Steps involved in quadratic probing:

  1. Initial placement: The first step is the same as linear probing. Quadratic probing also starts at the calculated index based on the hash function (position 5).

  2. Check for availability: If the desired position is occupied (by “apple”), quadratic probing examines the next slots based on the quadratic pattern.

  3. Quadratic steps:

    Instead of a linear step size of 1, it calculates probes in the following quadratic sequence:

    • 1st probe: (initial_index + 1^2) % table_size

    • 2nd probe: (initial_index + 2^2) % table_size

    • 3rd probe: (initial_index + 3^2) % table_size

    • And so on…

Example:

  1. Initial Collision: Suppose the hash value for “banana” is 5 and that slot is occupied.

  2. 1st Probe: The first probe would be: (5 + 1^2) % table_size = 6 % table_size = 6.

  3. Checking: If position 6 is also occupied, the next probe would be: (5 + 2^2) % table_size = 9 % table_size = 9.
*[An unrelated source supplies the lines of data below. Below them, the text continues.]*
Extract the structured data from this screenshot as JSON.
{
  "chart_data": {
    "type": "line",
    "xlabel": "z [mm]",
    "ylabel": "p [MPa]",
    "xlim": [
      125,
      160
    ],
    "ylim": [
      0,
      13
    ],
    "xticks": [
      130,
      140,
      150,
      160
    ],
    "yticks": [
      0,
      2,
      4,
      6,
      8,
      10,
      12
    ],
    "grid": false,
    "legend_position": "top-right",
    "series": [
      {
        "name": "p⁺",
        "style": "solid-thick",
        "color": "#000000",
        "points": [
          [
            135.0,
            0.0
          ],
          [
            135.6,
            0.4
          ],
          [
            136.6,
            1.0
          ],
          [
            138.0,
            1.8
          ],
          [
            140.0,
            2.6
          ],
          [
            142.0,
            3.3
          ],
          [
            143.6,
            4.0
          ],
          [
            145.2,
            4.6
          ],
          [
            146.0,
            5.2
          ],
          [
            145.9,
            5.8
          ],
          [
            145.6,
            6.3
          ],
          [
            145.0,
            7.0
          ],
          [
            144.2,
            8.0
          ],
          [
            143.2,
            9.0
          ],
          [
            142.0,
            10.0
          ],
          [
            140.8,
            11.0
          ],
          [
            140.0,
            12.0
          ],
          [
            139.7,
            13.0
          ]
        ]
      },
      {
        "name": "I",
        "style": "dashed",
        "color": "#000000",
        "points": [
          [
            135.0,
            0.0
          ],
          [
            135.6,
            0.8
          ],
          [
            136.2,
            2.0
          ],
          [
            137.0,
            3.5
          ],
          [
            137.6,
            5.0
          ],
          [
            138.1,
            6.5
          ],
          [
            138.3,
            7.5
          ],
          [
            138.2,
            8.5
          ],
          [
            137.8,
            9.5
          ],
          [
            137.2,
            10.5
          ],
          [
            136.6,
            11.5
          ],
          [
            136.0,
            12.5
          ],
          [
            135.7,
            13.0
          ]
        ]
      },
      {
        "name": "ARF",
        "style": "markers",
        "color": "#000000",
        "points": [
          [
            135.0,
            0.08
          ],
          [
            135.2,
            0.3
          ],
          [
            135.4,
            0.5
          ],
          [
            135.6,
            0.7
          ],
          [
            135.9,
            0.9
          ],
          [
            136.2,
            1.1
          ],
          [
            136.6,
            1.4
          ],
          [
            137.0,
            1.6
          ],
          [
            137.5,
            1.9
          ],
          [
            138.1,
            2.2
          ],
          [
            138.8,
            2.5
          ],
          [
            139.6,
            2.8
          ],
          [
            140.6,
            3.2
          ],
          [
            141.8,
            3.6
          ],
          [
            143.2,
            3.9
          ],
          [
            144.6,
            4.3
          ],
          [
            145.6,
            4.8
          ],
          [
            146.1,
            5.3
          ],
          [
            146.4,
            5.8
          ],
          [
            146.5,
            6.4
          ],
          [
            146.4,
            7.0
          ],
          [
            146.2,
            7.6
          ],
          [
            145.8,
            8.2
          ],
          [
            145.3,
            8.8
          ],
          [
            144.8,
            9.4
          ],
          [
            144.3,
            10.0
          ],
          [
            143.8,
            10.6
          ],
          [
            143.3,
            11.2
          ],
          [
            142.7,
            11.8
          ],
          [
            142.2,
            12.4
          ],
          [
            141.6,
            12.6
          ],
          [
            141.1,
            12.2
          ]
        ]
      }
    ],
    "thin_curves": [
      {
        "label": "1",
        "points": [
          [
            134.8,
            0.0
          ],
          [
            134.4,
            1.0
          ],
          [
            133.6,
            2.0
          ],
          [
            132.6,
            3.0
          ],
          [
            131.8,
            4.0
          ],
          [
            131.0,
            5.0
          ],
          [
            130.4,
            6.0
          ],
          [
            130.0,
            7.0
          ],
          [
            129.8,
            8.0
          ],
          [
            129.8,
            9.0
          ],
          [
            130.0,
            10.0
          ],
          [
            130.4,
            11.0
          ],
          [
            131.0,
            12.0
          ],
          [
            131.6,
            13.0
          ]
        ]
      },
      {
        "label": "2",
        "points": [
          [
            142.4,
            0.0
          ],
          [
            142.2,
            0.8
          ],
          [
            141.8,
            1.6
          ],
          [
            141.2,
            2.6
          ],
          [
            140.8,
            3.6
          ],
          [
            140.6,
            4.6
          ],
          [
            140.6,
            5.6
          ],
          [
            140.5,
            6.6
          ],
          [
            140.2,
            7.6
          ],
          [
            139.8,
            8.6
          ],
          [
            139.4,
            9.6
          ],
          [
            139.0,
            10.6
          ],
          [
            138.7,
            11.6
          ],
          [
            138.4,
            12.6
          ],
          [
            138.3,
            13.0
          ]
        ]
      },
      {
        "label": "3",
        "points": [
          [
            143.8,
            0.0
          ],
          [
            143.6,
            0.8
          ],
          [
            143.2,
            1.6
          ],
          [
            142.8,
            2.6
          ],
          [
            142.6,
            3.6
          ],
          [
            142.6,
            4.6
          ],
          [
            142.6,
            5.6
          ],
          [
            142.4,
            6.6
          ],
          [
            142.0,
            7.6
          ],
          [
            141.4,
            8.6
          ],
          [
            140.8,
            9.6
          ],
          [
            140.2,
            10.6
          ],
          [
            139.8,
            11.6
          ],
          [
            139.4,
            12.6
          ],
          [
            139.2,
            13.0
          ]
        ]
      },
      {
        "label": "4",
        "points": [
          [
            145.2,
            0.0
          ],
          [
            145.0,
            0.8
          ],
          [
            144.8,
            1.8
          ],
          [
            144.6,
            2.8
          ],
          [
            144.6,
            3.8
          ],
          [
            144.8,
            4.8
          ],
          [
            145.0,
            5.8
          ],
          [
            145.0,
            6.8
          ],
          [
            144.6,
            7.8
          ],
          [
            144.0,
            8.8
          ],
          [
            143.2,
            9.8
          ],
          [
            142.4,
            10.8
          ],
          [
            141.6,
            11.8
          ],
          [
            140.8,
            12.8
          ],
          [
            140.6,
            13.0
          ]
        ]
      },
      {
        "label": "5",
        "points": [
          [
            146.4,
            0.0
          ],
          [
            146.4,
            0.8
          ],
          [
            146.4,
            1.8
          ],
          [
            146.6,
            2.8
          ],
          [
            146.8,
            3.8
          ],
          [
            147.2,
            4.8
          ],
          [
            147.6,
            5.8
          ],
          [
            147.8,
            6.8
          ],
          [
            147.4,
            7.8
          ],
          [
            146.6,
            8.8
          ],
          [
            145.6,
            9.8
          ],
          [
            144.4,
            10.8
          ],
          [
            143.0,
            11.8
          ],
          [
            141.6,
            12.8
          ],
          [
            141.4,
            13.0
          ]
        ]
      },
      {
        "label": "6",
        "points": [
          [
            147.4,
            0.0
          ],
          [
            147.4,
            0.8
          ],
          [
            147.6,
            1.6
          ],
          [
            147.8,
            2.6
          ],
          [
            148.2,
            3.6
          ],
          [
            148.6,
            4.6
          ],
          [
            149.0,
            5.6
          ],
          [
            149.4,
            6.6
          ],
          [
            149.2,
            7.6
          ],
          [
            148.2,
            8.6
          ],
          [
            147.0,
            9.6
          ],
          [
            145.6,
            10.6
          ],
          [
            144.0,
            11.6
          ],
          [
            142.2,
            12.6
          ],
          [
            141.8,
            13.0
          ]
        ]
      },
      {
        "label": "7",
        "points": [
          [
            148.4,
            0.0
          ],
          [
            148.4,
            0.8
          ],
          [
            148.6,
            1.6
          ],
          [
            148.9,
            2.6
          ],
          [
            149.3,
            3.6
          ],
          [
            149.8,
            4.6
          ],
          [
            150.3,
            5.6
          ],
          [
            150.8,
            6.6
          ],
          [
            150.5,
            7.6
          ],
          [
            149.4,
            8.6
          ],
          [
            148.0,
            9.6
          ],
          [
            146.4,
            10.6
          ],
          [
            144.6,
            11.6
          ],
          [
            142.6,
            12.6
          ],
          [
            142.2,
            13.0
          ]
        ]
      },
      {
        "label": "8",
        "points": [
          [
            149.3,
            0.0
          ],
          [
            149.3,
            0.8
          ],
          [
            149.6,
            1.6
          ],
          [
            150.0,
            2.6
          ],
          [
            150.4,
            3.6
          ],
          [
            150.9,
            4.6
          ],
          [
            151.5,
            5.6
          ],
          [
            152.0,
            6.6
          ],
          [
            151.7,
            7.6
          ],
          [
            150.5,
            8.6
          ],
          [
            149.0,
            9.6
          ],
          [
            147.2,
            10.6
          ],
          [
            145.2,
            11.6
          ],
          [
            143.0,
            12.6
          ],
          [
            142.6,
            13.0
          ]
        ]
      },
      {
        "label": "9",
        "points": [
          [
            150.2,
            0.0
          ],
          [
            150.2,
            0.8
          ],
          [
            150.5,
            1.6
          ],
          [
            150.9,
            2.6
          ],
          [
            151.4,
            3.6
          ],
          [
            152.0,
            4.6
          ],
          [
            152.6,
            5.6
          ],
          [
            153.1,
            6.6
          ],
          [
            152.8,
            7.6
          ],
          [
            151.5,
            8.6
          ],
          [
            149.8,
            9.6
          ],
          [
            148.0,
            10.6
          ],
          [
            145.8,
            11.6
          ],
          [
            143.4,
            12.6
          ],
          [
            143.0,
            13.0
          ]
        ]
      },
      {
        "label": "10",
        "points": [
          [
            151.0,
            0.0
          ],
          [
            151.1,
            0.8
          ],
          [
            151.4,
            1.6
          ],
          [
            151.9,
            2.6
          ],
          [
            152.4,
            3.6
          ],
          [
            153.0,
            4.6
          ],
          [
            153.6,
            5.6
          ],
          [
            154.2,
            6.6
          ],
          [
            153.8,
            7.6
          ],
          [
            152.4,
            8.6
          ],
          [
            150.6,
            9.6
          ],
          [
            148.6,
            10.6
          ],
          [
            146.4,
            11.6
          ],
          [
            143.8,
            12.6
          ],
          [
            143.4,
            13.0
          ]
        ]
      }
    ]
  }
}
  4. Continuing: This pattern continues with probes calculated as (5 + 3^2) % table_size, (5 + 4^2) % table_size, and so on until an available slot is found.

Benefits of Quadratic Probing

  • Reducing primary clustering: Quadratic probing spreads out the probes more effectively than linear probing, reducing the tendency for elements to cluster very tightly in one area of the table. This can help mitigate performance degradation compared to linear probing in cases of moderate to high load factors.

Drawbacks of Quadratic Probing:

  • Secondary clustering: While it may reduce primary clustering, quadratic probing can still lead to some clustering issues known as secondary clustering.

  • Not always guaranteed empty slot: Quadratic probing doesn’t guarantee that you’ll always find an empty slot, even if they exist in the table. This depends on the size of the hash table and the hash functions used.

Conclusion:

Quadratic probing often provides better performance than linear probing, particularly with higher load factors, by decreasing primary clustering effects. Nonetheless, it’s important to be aware of its limitations regarding secondary clustering and the potential for not always finding available slots.